Both of those companies must now pay a 50 percent tariff on parts for their factories and of course pass those higher costs on to consumers. Higher costs will mean lower sales and therefore fewer employees, which is why South Carolina Gov. Henry McMaster and other Republican leaders vehemently opposed the tariffs.

The tariffs will also allow domestic manufacturers to raise prices to match higher prices for imported washers, costing American consumers more in the months ahead than they would have paid last year.

The solar panel tariffs are equally absurd because the two American manufacturers that filed the complaint are owned by German and Chinese companies.

The first 2.5 gigawatts of solar panels imported a year are exempt, but after that Trump levied a 30 percent tariff, which will step down 5 percent a year to 15 percent in 2021. The stated purpose is to allow Chinese-owned Suniva and German-owned SolarWorld Americas to get out of bankruptcy and figure out how to compete.

The first problem is that neither company manufactures the type of solar panel imported from China and used in most residential and utility-scale projects. Neither company truly offers a replacement product, so that leaves solar power companies to continue buying from the same suppliers, only paying more.

ClearView Energy Partners, a clean tech consulting firm, said the tariffs could increase residential rooftop system costs by 4 percent and utility-scale systems by 10 percent. That price hike will likely delay or cancel 10 percent to 15 percent of new U.S. solar installations over the next five years, Wood Mackenzie researcher M.J. Shiao told the Reuters News Agency.

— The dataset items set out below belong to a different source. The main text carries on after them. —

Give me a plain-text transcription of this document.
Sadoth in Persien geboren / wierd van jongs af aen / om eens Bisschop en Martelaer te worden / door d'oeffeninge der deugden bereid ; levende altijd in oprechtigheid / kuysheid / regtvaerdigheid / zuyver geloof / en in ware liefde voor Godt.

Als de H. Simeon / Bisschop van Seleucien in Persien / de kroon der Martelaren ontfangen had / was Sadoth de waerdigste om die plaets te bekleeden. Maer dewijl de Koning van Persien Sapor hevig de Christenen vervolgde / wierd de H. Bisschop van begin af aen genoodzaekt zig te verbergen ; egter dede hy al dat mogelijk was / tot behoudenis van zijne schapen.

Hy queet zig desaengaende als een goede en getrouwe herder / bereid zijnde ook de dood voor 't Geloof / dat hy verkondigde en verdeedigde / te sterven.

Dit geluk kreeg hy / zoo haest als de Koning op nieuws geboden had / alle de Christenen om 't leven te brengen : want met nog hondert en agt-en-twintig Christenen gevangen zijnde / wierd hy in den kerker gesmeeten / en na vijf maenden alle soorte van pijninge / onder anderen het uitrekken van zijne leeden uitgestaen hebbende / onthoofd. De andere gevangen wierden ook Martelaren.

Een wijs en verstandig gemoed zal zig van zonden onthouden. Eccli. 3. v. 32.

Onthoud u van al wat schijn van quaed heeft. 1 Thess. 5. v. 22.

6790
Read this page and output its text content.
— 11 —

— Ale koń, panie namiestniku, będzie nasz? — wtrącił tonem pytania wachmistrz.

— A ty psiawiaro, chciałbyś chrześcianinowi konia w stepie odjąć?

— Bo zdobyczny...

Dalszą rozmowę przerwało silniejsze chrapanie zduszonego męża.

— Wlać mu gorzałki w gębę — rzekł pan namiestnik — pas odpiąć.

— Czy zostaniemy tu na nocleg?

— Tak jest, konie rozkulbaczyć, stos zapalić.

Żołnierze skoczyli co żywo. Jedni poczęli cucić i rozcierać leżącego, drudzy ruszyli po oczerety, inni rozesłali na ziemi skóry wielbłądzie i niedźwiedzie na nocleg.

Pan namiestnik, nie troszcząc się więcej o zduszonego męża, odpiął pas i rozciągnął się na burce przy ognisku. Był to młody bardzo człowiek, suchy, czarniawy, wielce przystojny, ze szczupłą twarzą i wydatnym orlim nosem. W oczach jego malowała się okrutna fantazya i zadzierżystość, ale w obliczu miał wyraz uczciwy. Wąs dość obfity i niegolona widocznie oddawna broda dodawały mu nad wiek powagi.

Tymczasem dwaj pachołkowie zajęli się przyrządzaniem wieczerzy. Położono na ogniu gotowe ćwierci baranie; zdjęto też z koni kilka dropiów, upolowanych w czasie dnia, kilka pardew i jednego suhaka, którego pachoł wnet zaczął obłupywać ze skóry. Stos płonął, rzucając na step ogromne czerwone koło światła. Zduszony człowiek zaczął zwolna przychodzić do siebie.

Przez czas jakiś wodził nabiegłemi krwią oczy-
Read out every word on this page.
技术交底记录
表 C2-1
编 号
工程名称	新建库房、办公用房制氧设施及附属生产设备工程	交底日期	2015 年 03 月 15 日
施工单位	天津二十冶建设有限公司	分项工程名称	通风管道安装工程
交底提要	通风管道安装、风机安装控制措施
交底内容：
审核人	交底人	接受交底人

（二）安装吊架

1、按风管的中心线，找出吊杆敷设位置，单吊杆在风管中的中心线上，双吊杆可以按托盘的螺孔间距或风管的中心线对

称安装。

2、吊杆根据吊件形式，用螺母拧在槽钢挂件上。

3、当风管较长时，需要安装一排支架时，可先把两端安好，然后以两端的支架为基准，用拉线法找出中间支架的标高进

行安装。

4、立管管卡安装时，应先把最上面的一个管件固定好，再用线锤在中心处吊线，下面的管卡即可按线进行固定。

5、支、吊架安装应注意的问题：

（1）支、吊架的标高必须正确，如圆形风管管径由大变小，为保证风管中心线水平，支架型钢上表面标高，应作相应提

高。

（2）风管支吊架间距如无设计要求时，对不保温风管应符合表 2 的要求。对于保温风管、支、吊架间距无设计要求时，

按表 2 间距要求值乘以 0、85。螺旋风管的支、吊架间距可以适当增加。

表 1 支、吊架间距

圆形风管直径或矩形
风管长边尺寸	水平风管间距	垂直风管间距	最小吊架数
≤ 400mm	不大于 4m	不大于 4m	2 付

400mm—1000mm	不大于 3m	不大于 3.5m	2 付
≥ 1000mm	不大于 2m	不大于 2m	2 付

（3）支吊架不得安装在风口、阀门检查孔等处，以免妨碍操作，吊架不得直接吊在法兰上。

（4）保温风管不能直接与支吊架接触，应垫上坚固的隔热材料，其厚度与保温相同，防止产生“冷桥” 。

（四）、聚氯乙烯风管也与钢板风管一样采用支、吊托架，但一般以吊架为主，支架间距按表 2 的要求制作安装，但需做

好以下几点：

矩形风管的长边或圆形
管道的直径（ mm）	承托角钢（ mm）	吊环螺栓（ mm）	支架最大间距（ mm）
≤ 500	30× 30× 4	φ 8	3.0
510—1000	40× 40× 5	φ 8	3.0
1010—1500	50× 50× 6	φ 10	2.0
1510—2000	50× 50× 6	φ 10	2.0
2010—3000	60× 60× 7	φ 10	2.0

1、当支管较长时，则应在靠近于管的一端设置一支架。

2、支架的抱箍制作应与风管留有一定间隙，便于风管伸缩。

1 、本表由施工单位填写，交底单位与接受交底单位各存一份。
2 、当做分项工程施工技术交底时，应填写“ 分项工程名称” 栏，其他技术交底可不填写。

That slowdown in solar energy development will cost 23,000 American jobs, according to the Solar Energy Industries Association. Suniva and SolarWorld employ only a few hundred people each.

"We are disappointed by the administration's decision on the trade case," said John Berger, CEO of Houston-based Sunnova, which specializes in residential solar installations. "Residential solar costs have come down significantly across the industry over the last five years, and we expect those cost declines to continue, despite tariffs."

Washing machines and solar panels demonstrate Trump's challenge in implementing his "America First" trade policy and how it can backfire.

Talks on renegotiating the North American Free Trade Agreement reopened Tuesday in Montreal, with U.S. Trade Representative Robert Lighthizer demanding concessions from Canada and Mexico. Republican leaders in Congress are worried he will do more harm than good.

Iowa Sen. Joni Ernst, a conservative Republican, has pleaded with Trump not to ruin NAFTA for the thousands of farmers who rely on food exports to make a living. Texas Sen. John Cornyn has expressed his concern that blowing up NAFTA will hurt our economy, which has a trade surplus with Mexico.

America First sounds like a great idea until you look at how integrated the global economy has become. International trade and investment have created more American jobs than it has cost, and blowing up the current trading regime will do more harm than good.

That's certainly the message that world leaders will have for Trump when he arrives in Davos, Switzerland, this week for the World Economic Forum.

We can only hope our president recognizes the benefits of the economic system that has made America the most powerful nation in the world, and he will pander less to a nationalist strategy that will only impoverish us.